Email: usquery.help@gmail.comData is collected from Congress API, and the official House and Senate websites. Some content is generated through the use of AI, these are marked with a yellow warning in order to be transparent of where content is AI generated. We track all voting members of US Congress, meaning that unfortunately, as of now any non voting members like representatives from US territories are not tracked. We plan to integrate these members in the near future.
Predictions on how many votes a bill can receive are made from a three step process; First, bill text is processed by collecting provided bill subjects from the Congress API, and then quantifying how liberal or conservative the bill is for each subject. Next, the quantified features are passed through a pre-trained neural network, outputting the probability for a senator or representative to vote "Yes" on the bill. Finally, using the probabilities, we run 1000 simulated votes and plot the distribution of total "Yes" votes for the House and Senate
Our model aims to classify whether a member of the House or Senate will vote "Yes" or "No" on a given bill. For the purpose of predicting if a bill will pass, both "Present" and "No Vote" votes are classified as a "No" vote. The scope of our training data is all house and senate votes from 2024 up until 2014. Due to limitations on token counts, some bills that had text files that were too long were omitted from the training data.

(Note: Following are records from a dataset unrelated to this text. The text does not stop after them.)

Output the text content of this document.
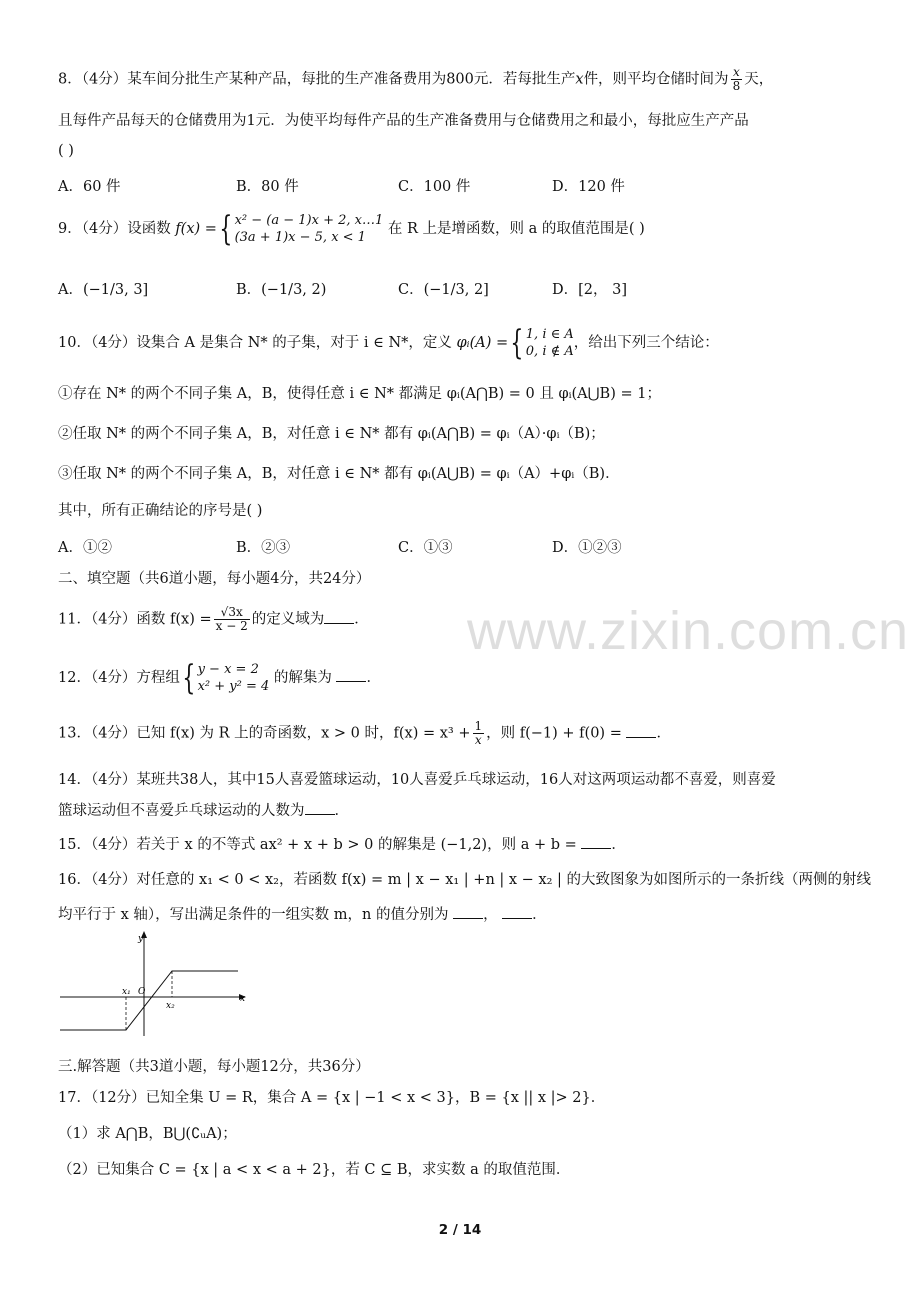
www.zixin.com.cn
8．（4分）某车间分批生产某种产品，每批的生产准备费用为800元．若每批生产x件，则平均仓储时间为 $\frac{x}{8}$ 天，
且每件产品每天的仓储费用为1元．为使平均每件产品的生产准备费用与仓储费用之和最小，每批应生产产品
( )
A．60 件	B．80 件	C．100 件	D．120 件
9．（4分）设函数 f(x) ={ x² − (a − 1)x + 2, x…1
(3a + 1)x − 5, x < 1
在 R 上是增函数，则 a 的取值范围是( )
A．(−1/3, 3]	B．(−1/3, 2)	C．(−1/3, 2]	D．[2， 3]
10．（4分）设集合 A 是集合 N* 的子集，对于 i ∈ N*，定义 φᵢ(A) ={ 1, i ∈ A
0, i ∉ A
，给出下列三个结论：
①存在 N* 的两个不同子集 A，B，使得任意 i ∈ N* 都满足 φᵢ(A⋂B) = 0 且 φᵢ(A⋃B) = 1；
②任取 N* 的两个不同子集 A，B，对任意 i ∈ N* 都有 φᵢ(A⋂B) = φᵢ（A）·φᵢ（B)；
③任取 N* 的两个不同子集 A，B，对任意 i ∈ N* 都有 φᵢ(A⋃B) = φᵢ（A）+φᵢ（B)．
其中，所有正确结论的序号是( )
A．①②	B．②③	C．①③	D．①②③
二、填空题（共6道小题，每小题4分，共24分）
11．（4分）函数 $f(x) = \frac{√3x}{x - 2}$ 的定义域为 ．
12．（4分）方程组{ y − x = 2
x² + y² = 4
的解集为 ．
13．（4分）已知 f(x) 为 R 上的奇函数，x > 0 时，$f(x) = x^3 + \frac{1}{x}$ ，则 f(−1) + f(0) = ．
14．（4分）某班共38人，其中15人喜爱篮球运动，10人喜爱乒乓球运动，16人对这两项运动都不喜爱，则喜爱
篮球运动但不喜爱乒乓球运动的人数为 ．
15．（4分）若关于 x 的不等式 ax² + x + b > 0 的解集是 (−1,2)，则 a + b = ．
16．（4分）对任意的 x₁ < 0 < x₂，若函数 f(x) = m | x − x₁ | +n | x − x₂ | 的大致图象为如图所示的一条折线（两侧的射线
均平行于 x 轴），写出满足条件的一组实数 m，n 的值分别为 ， ．
y
x
x₁ O
x₂
三.解答题（共3道小题，每小题12分，共36分）
17．（12分）已知全集 U = R，集合 A = {x | −1 < x < 3}，B = {x || x |> 2}．
（1）求 A⋂B，B⋃(∁ᵤA)；
（2）已知集合 C = {x | a < x < a + 2}，若 C ⊆ B，求实数 a 的取值范围．
2 / 14
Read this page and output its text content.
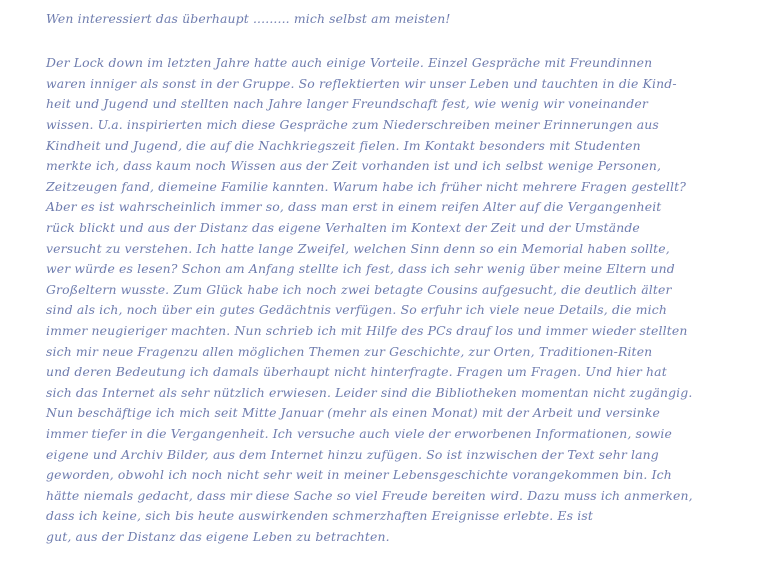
Wen interessiert das überhaupt ......... mich selbst am meisten!
Der Lock down im letzten Jahre hatte auch einige Vorteile. Einzel Gespräche mit Freundinnen
waren inniger als sonst in der Gruppe. So reflektierten wir unser Leben und tauchten in die Kind-
heit und Jugend und stellten nach Jahre langer Freundschaft fest, wie wenig wir voneinander
wissen. U.a. inspirierten mich diese Gespräche zum Niederschreiben meiner Erinnerungen aus
Kindheit und Jugend, die auf die Nachkriegszeit fielen. Im Kontakt besonders mit Studenten
merkte ich, dass kaum noch Wissen aus der Zeit vorhanden ist und ich selbst wenige Personen,
Zeitzeugen fand, diemeine Familie kannten. Warum habe ich früher nicht mehrere Fragen gestellt?
Aber es ist wahrscheinlich immer so, dass man erst in einem reifen Alter auf die Vergangenheit
rück blickt und aus der Distanz das eigene Verhalten im Kontext der Zeit und der Umstände
versucht zu verstehen. Ich hatte lange Zweifel, welchen Sinn denn so ein Memorial haben sollte,
wer würde es lesen? Schon am Anfang stellte ich fest, dass ich sehr wenig über meine Eltern und
Großeltern wusste. Zum Glück habe ich noch zwei betagte Cousins aufgesucht, die deutlich älter
sind als ich, noch über ein gutes Gedächtnis verfügen. So erfuhr ich viele neue Details, die mich
immer neugieriger machten. Nun schrieb ich mit Hilfe des PCs drauf los und immer wieder stellten
sich mir neue Fragenzu allen möglichen Themen zur Geschichte, zur Orten, Traditionen-Riten
und deren Bedeutung ich damals überhaupt nicht hinterfragte. Fragen um Fragen. Und hier hat
sich das Internet als sehr nützlich erwiesen. Leider sind die Bibliotheken momentan nicht zugängig.
Nun beschäftige ich mich seit Mitte Januar (mehr als einen Monat) mit der Arbeit und versinke
immer tiefer in die Vergangenheit. Ich versuche auch viele der erworbenen Informationen, sowie
eigene und Archiv Bilder, aus dem Internet hinzu zufügen. So ist inzwischen der Text sehr lang
geworden, obwohl ich noch nicht sehr weit in meiner Lebensgeschichte vorangekommen bin. Ich
hätte niemals gedacht, dass mir diese Sache so viel Freude bereiten wird. Dazu muss ich anmerken,
dass ich keine, sich bis heute auswirkenden schmerzhaften Ereignisse erlebte. Es ist
gut, aus der Distanz das eigene Leben zu betrachten.
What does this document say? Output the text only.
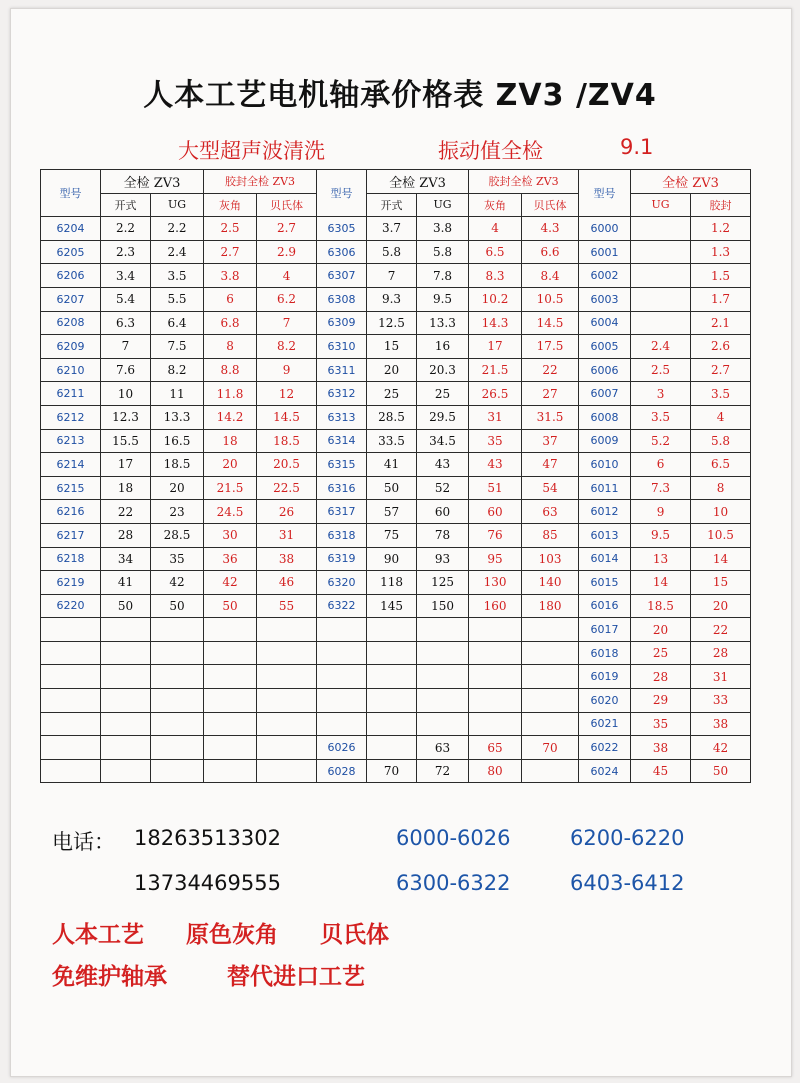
人本工艺电机轴承价格表 ZV3 /ZV4
大型超声波清洗	振动值全检	9.1
型号	全检 ZV3		胶封全检 ZV3		型号	全检 ZV3		胶封全检 ZV3		型号	全检 ZV3	
	开式	UG	灰角	贝氏体		开式	UG	灰角	贝氏体		UG	胶封
6204	2.2	2.2	2.5	2.7	6305	3.7	3.8	4	4.3	6000		1.2
6205	2.3	2.4	2.7	2.9	6306	5.8	5.8	6.5	6.6	6001		1.3
6206	3.4	3.5	3.8	4	6307	7	7.8	8.3	8.4	6002		1.5
6207	5.4	5.5	6	6.2	6308	9.3	9.5	10.2	10.5	6003		1.7
6208	6.3	6.4	6.8	7	6309	12.5	13.3	14.3	14.5	6004		2.1
6209	7	7.5	8	8.2	6310	15	16	17	17.5	6005	2.4	2.6
6210	7.6	8.2	8.8	9	6311	20	20.3	21.5	22	6006	2.5	2.7
6211	10	11	11.8	12	6312	25	25	26.5	27	6007	3	3.5
6212	12.3	13.3	14.2	14.5	6313	28.5	29.5	31	31.5	6008	3.5	4
6213	15.5	16.5	18	18.5	6314	33.5	34.5	35	37	6009	5.2	5.8
6214	17	18.5	20	20.5	6315	41	43	43	47	6010	6	6.5
6215	18	20	21.5	22.5	6316	50	52	51	54	6011	7.3	8
6216	22	23	24.5	26	6317	57	60	60	63	6012	9	10
6217	28	28.5	30	31	6318	75	78	76	85	6013	9.5	10.5
6218	34	35	36	38	6319	90	93	95	103	6014	13	14
6219	41	42	42	46	6320	118	125	130	140	6015	14	15
6220	50	50	50	55	6322	145	150	160	180	6016	18.5	20
										6017	20	22
										6018	25	28
										6019	28	31
										6020	29	33
										6021	35	38
					6026		63	65	70	6022	38	42
					6028	70	72	80		6024	45	50
电话： 18263513302
13734469555
6000-6026	6200-6220
6300-6322	6403-6412
人本工艺 原色灰角 贝氏体
免维护轴承	替代进口工艺
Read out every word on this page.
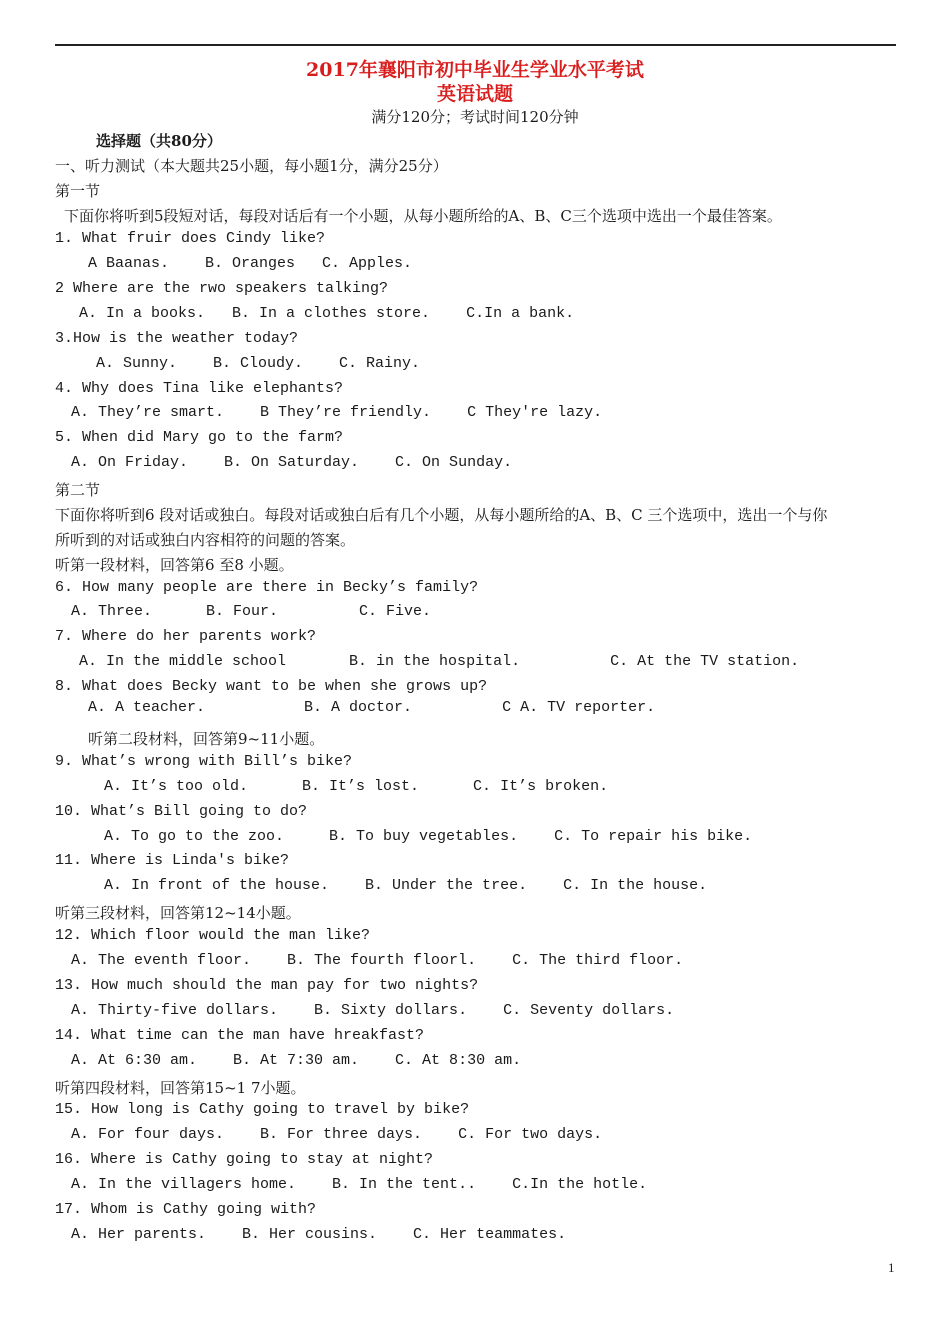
2017年襄阳市初中毕业生学业水平考试
英语试题
满分120分；考试时间120分钟
选择题（共80分）
一、听力测试（本大题共25小题，每小题1分，满分25分）
第一节
下面你将听到5段短对话，每段对话后有一个小题，从每小题所给的A、B、C三个选项中选出一个最佳答案。
1. What fruir does Cindy like?
A Baanas.    B. Oranges   C. Apples.
2 Where are the rwo speakers talking?
A. In a books.   B. In a clothes store.    C.In a bank.
3.How is the weather today?
A. Sunny.    B. Cloudy.    C. Rainy.
4. Why does Tina like elephants?
A. They’re smart.    B They’re friendly.    C They're lazy.
5. When did Mary go to the farm?
A. On Friday.    B. On Saturday.    C. On Sunday.
第二节
下面你将听到6 段对话或独白。每段对话或独白后有几个小题，从每小题所给的A、B、C 三个选项中，选出一个与你
所听到的对话或独白内容相符的问题的答案。
听第一段材料，回答第6 至8 小题。
6. How many people are there in Becky’s family?
A. Three.      B. Four.         C. Five.
7. Where do her parents work?
A. In the middle school       B. in the hospital.          C. At the TV station.
8. What does Becky want to be when she grows up?
A. A teacher.           B. A doctor.          C A. TV reporter.
听第二段材料，回答第9~11小题。
9. What’s wrong with Bill’s bike?
A. It’s too old.      B. It’s lost.      C. It’s broken.
10. What’s Bill going to do?
A. To go to the zoo.     B. To buy vegetables.    C. To repair his bike.
11. Where is Linda's bike?
A. In front of the house.    B. Under the tree.    C. In the house.
听第三段材料，回答第12~14小题。
12. Which floor would the man like?
A. The eventh floor.    B. The fourth floorl.    C. The third floor.
13. How much should the man pay for two nights?
A. Thirty-five dollars.    B. Sixty dollars.    C. Seventy dollars.
14. What time can the man have hreakfast?
A. At 6:30 am.    B. At 7:30 am.    C. At 8:30 am.
听第四段材料，回答第15~1 7小题。
15. How long is Cathy going to travel by bike?
A. For four days.    B. For three days.    C. For two days.
16. Where is Cathy going to stay at night?
A. In the villagers home.    B. In the tent..    C.In the hotle.
17. Whom is Cathy going with?
A. Her parents.    B. Her cousins.    C. Her teammates.
1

Using the raw bill text and provided bill subjects from Congress API, we quantify the feature values for each subject on a scale from very conservative (-20) to very liberal (20). This classification is done through a prompt given to Gemini 2.0, providing the raw bill text and subject list. There are over 500 subject columns in our training data. Each row of training data consists of both bill features and specific member features. Other columns include whether the member is part of the house or the senate, what state the member is from, and what party the member is from. Through rigorous testing of different model architectures, the best results we found were a testing accuracy of 87% and a loss of 0.3, a good loss value for a binary classification model. Further improvements will be made in the future, with plans to generate more quality data, and with a further scope in the data used.
Predictions give the user a distribution of 1000 sample votes, where each sample is a prediction of how many total votes the bill may get. Predictions are grouped by Senate/House membership, party, and state, and then a binomial random variable is produced using the probability of a yes vote given by the pre-trained mode. For each sample, all Senator and House member votes are predicted by the binomial random variables. The distribution of counts of total votes is then plotted, one plot for the Senate and one plot for the House.